ポンペ師匠は軀幹魁偉、褐色の髪に赭ら顔、頭の形は阿修羅像に似た巨漢だった。
わしはオランダ医学を基礎からみっちり叩き込まれた。師匠は折に触れて「私が修めた西洋医術を日本人の幸せに少しでも役立てたい」と申され、「医師たる者は医の技をもって人を救うのが本務である」と説かれた。また「骨折にはギプス包帯をこのように巻くのだ」、「牛乳は不治の病を治し不老の寿を保ち身体健康、精神活発の元である」、「カルテの洋文字は鵞鳥の羽に墨をつけて書くがよい」などと細かな指導も怠りなかった。
安政5(1858)年は猛暑の夏で、わしは突然コレラ病にやられた。猛烈な下痢と嘔吐が繰り返し起こり、極度の脱水症状におちいった。わしは死線をさまよい、もはやお陀仏と覚悟したが、師匠の必死の手当と特効薬のキニーネの服用によって死の淵から蘇った。この時の師匠の献身と恩義を片時も忘れたことはない。その後師匠は「長崎に洋式病院を設けるべきである」と主張なさり、長崎奉行所と再三交渉を重ねてついに文久元(1861)年に『長崎養生所』と呼称するわが国初の本格的な西洋病院を設立された。

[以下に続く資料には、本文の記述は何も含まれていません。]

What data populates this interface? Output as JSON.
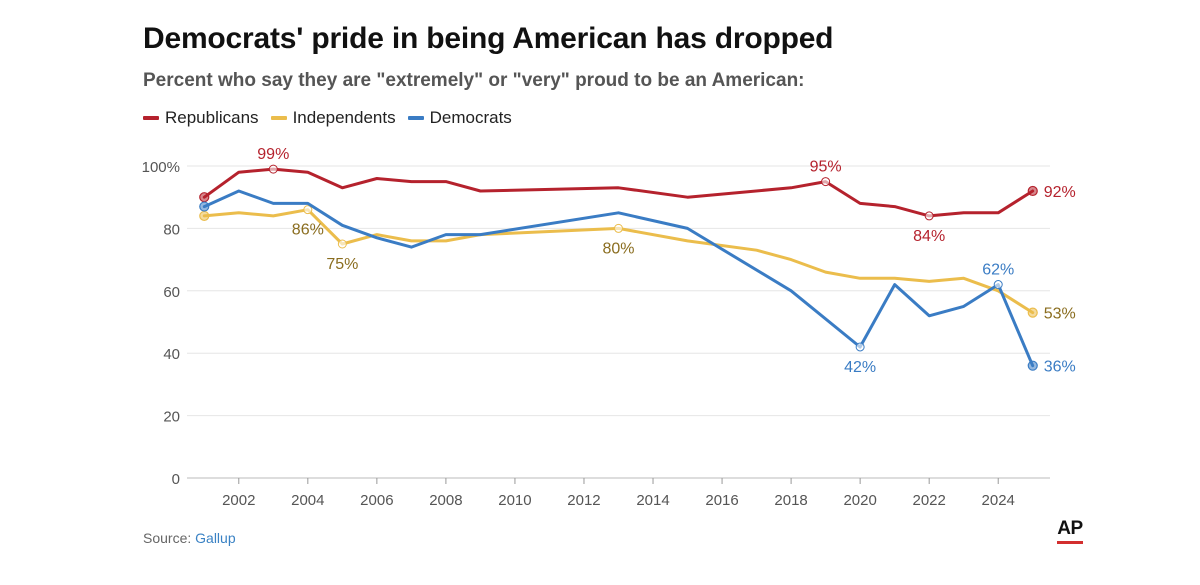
{
  "header": {
    "title": "Democrats' pride in being American has dropped",
    "subtitle": "Percent who say they are \"extremely\" or \"very\" proud to be an American:"
  },
  "footer": {
    "source_label": "Source:",
    "source_link": "Gallup",
    "logo_text": "AP"
  },
  "chart_data": {
    "type": "line",
    "xlim": [
      2000.5,
      2025.5
    ],
    "ylim": [
      0,
      100
    ],
    "y_ticks": [
      {
        "value": 0,
        "label": "0"
      },
      {
        "value": 20,
        "label": "20"
      },
      {
        "value": 40,
        "label": "40"
      },
      {
        "value": 60,
        "label": "60"
      },
      {
        "value": 80,
        "label": "80"
      },
      {
        "value": 100,
        "label": "100%"
      }
    ],
    "x_ticks": [
      {
        "value": 2002,
        "label": "2002"
      },
      {
        "value": 2004,
        "label": "2004"
      },
      {
        "value": 2006,
        "label": "2006"
      },
      {
        "value": 2008,
        "label": "2008"
      },
      {
        "value": 2010,
        "label": "2010"
      },
      {
        "value": 2012,
        "label": "2012"
      },
      {
        "value": 2014,
        "label": "2014"
      },
      {
        "value": 2016,
        "label": "2016"
      },
      {
        "value": 2018,
        "label": "2018"
      },
      {
        "value": 2020,
        "label": "2020"
      },
      {
        "value": 2022,
        "label": "2022"
      },
      {
        "value": 2024,
        "label": "2024"
      }
    ],
    "grid": true,
    "legend_position": "top-left",
    "series": [
      {
        "name": "Republicans",
        "color": "#b5222d",
        "label_color": "#b5222d",
        "points": [
          [
            2001,
            90
          ],
          [
            2002,
            98
          ],
          [
            2003,
            99
          ],
          [
            2004,
            98
          ],
          [
            2005,
            93
          ],
          [
            2006,
            96
          ],
          [
            2007,
            95
          ],
          [
            2008,
            95
          ],
          [
            2009,
            92
          ],
          [
            2013,
            93
          ],
          [
            2015,
            90
          ],
          [
            2018,
            93
          ],
          [
            2019,
            95
          ],
          [
            2020,
            88
          ],
          [
            2021,
            87
          ],
          [
            2022,
            84
          ],
          [
            2023,
            85
          ],
          [
            2024,
            85
          ],
          [
            2025,
            92
          ]
        ],
        "annotations": [
          {
            "x": 2003,
            "y": 99,
            "label": "99%",
            "pos": "above"
          },
          {
            "x": 2019,
            "y": 95,
            "label": "95%",
            "pos": "above"
          },
          {
            "x": 2022,
            "y": 84,
            "label": "84%",
            "pos": "below"
          },
          {
            "x": 2025,
            "y": 92,
            "label": "92%",
            "pos": "right",
            "end": true
          }
        ]
      },
      {
        "name": "Independents",
        "color": "#ebbd4c",
        "label_color": "#8a6d1f",
        "points": [
          [
            2001,
            84
          ],
          [
            2002,
            85
          ],
          [
            2003,
            84
          ],
          [
            2004,
            86
          ],
          [
            2005,
            75
          ],
          [
            2006,
            78
          ],
          [
            2007,
            76
          ],
          [
            2008,
            76
          ],
          [
            2009,
            78
          ],
          [
            2013,
            80
          ],
          [
            2015,
            76
          ],
          [
            2017,
            73
          ],
          [
            2018,
            70
          ],
          [
            2019,
            66
          ],
          [
            2020,
            64
          ],
          [
            2021,
            64
          ],
          [
            2022,
            63
          ],
          [
            2023,
            64
          ],
          [
            2024,
            60
          ],
          [
            2025,
            53
          ]
        ],
        "annotations": [
          {
            "x": 2004,
            "y": 86,
            "label": "86%",
            "pos": "below"
          },
          {
            "x": 2005,
            "y": 75,
            "label": "75%",
            "pos": "below"
          },
          {
            "x": 2013,
            "y": 80,
            "label": "80%",
            "pos": "below"
          },
          {
            "x": 2025,
            "y": 53,
            "label": "53%",
            "pos": "right",
            "end": true
          }
        ]
      },
      {
        "name": "Democrats",
        "color": "#3a7cc4",
        "label_color": "#3a7cc4",
        "points": [
          [
            2001,
            87
          ],
          [
            2002,
            92
          ],
          [
            2003,
            88
          ],
          [
            2004,
            88
          ],
          [
            2005,
            81
          ],
          [
            2006,
            77
          ],
          [
            2007,
            74
          ],
          [
            2008,
            78
          ],
          [
            2009,
            78
          ],
          [
            2013,
            85
          ],
          [
            2015,
            80
          ],
          [
            2018,
            60
          ],
          [
            2020,
            42
          ],
          [
            2021,
            62
          ],
          [
            2022,
            52
          ],
          [
            2023,
            55
          ],
          [
            2024,
            62
          ],
          [
            2025,
            36
          ]
        ],
        "annotations": [
          {
            "x": 2020,
            "y": 42,
            "label": "42%",
            "pos": "below"
          },
          {
            "x": 2024,
            "y": 62,
            "label": "62%",
            "pos": "above"
          },
          {
            "x": 2025,
            "y": 36,
            "label": "36%",
            "pos": "right",
            "end": true
          }
        ]
      }
    ]
  }
}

建物は東西に長く並行した2階建てで、屋上には日の丸の旗とオランダの三色旗がはためいた。
本館の1階に諸役室(受付事務)、監察官室、薬局、医師当直室、看護者室、煮炊室(厨房)、大浴場を設け、2階は手術室と図書室に器械室を設置した。
病棟は1部屋15床の病室が8室あり、1号室はコレラなどの熱病患者、2号室は皮膚病、3号室は術後患者、4号室は肺結核や気管支炎、心臓病などの内科系、5号室は創傷や手術などの外科系、6号室は梅毒、7号室は眼病、8号室は疥癬病の患者用とした。ほかに外人専用の病床を4床設け、全部で124床とした。